In radiology, honeycombing or "honeycomb lung" is the radiological appearance seen with widespread pulmonary fibrosis and is defined by the presence of small cystic spaces with irregularly thickened walls composed of fibrous tissue. Dilated and thickened terminal and respiratory bronchioles produce cystic airspaces, giving a honeycomb appearance on chest x-rays. Honeycomb cysts often predominate in the peripheral and pleural/subpleural lung regions regardless of their cause.

Subpleural honeycomb cysts typically occur in several contiguous layers. This finding can allow honeycombing to be distinguished from paraseptal emphysema in which subpleural cysts usually occur in a single layer.

==Causes==
Pneumoconiosis is a classification of interstitial lung disease caused by inhalation and accumulation of airborne particles in the lungs. Coal worker's pneumoconiosis, asbestosis, and silicosis are common forms of pneumoconiosis that have been shown to cause interstitial pulmonary fibrosis which, in advanced stages, may be observed as "honeycombing" on CT imaging.

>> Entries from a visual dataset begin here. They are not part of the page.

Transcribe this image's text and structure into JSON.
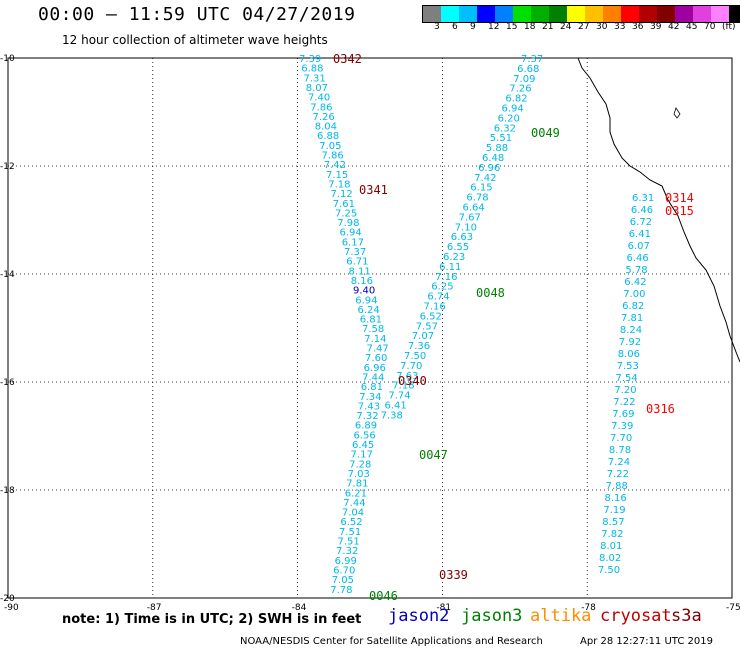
{
  "header": {
    "title": "00:00 – 11:59 UTC 04/27/2019",
    "subtitle": "12 hour collection of altimeter wave heights"
  },
  "legend": {
    "colors": [
      "#7f7f7f",
      "#00ffff",
      "#00bfff",
      "#0000ff",
      "#0080ff",
      "#00e000",
      "#00b000",
      "#008000",
      "#ffff00",
      "#ffc000",
      "#ff8000",
      "#ff0000",
      "#b00000",
      "#800000",
      "#a000a0",
      "#e040e0",
      "#ff80ff",
      "#000000"
    ],
    "labels": [
      "3",
      "6",
      "9",
      "12",
      "15",
      "18",
      "21",
      "24",
      "27",
      "30",
      "33",
      "36",
      "39",
      "42",
      "45",
      "70"
    ],
    "unit": "(ft)"
  },
  "map": {
    "lon_ticks": [
      "-90",
      "-87",
      "-84",
      "-81",
      "-78",
      "-75"
    ],
    "lat_ticks": [
      "-10",
      "-12",
      "-14",
      "-16",
      "-18",
      "-20"
    ],
    "pass_labels": [
      {
        "text": "0342",
        "color": "#800000"
      },
      {
        "text": "0341",
        "color": "#800000"
      },
      {
        "text": "0340",
        "color": "#800000"
      },
      {
        "text": "0339",
        "color": "#800000"
      },
      {
        "text": "0049",
        "color": "#008000"
      },
      {
        "text": "0048",
        "color": "#008000"
      },
      {
        "text": "0047",
        "color": "#008000"
      },
      {
        "text": "0046",
        "color": "#008000"
      },
      {
        "text": "0314",
        "color": "#ff0000"
      },
      {
        "text": "0315",
        "color": "#ff0000"
      },
      {
        "text": "0316",
        "color": "#ff0000"
      }
    ],
    "track_a": [
      "7.39",
      "6.88",
      "7.31",
      "8.07",
      "7.40",
      "7.86",
      "7.26",
      "8.04",
      "6.88",
      "7.05",
      "7.86",
      "7.42",
      "7.15",
      "7.18",
      "7.12",
      "7.61",
      "7.25",
      "7.98",
      "6.94",
      "6.17",
      "7.37",
      "6.71",
      "8.11",
      "8.16",
      "9.40",
      "6.94",
      "6.24",
      "6.81",
      "7.58",
      "7.14",
      "7.47",
      "7.60",
      "6.96",
      "7.44",
      "6.81",
      "7.34",
      "7.43",
      "7.32",
      "6.89",
      "6.56",
      "6.45",
      "7.17",
      "7.28",
      "7.03",
      "7.81",
      "6.21",
      "7.44",
      "7.04",
      "6.52",
      "7.51",
      "7.51",
      "7.32",
      "6.99",
      "6.70",
      "7.05",
      "7.78"
    ],
    "track_b": [
      "7.37",
      "6.68",
      "7.09",
      "7.26",
      "6.82",
      "6.94",
      "6.20",
      "6.32",
      "5.51",
      "5.88",
      "6.48",
      "6.96",
      "7.42",
      "6.15",
      "6.78",
      "6.64",
      "7.67",
      "7.10",
      "6.63",
      "6.55",
      "6.23",
      "6.11",
      "7.16",
      "6.25",
      "6.74",
      "7.16",
      "6.52",
      "7.57",
      "7.07",
      "7.36",
      "7.50",
      "7.70",
      "7.63",
      "7.18",
      "7.74",
      "6.41",
      "7.38"
    ],
    "track_c": [
      "6.31",
      "6.46",
      "6.72",
      "6.41",
      "6.07",
      "6.46",
      "5.78",
      "6.42",
      "7.00",
      "6.82",
      "7.81",
      "8.24",
      "7.92",
      "8.06",
      "7.53",
      "7.54",
      "7.20",
      "7.22",
      "7.69",
      "7.39",
      "7.70",
      "8.78",
      "7.24",
      "7.22",
      "7.88",
      "8.16",
      "7.19",
      "8.57",
      "7.82",
      "8.01",
      "8.02",
      "7.50"
    ]
  },
  "satellites": [
    {
      "name": "jason2",
      "color": "#0000c8"
    },
    {
      "name": "jason3",
      "color": "#008000"
    },
    {
      "name": "altika",
      "color": "#ff8c00"
    },
    {
      "name": "cryosat",
      "color": "#c00000"
    },
    {
      "name": "s3a",
      "color": "#800000"
    }
  ],
  "footer": {
    "note": "note:  1) Time is in UTC;  2) SWH is in feet",
    "credit": "NOAA/NESDIS Center for Satellite Applications and Research",
    "timestamp": "Apr 28 12:27:11 UTC 2019"
  }
}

Various medications (such as amiodarone, methotrexate, bleomycin, or TKIs) have also been linked to causing pulmonary damage leading to fibrosis and honeycombing. The mechanism of injury will vary among different medications. Bleomycin, for example, increase ROS which damage DNA. While TKIs are able to suppress proliferation of alveolar cells.

==Treatments==
Corticosteroids may provide symptomatic relief by reducing inflammatory processes within the lungs. However, studies have shown that corticosteroids have not been successful in halting or reversing the progression of honeycombing.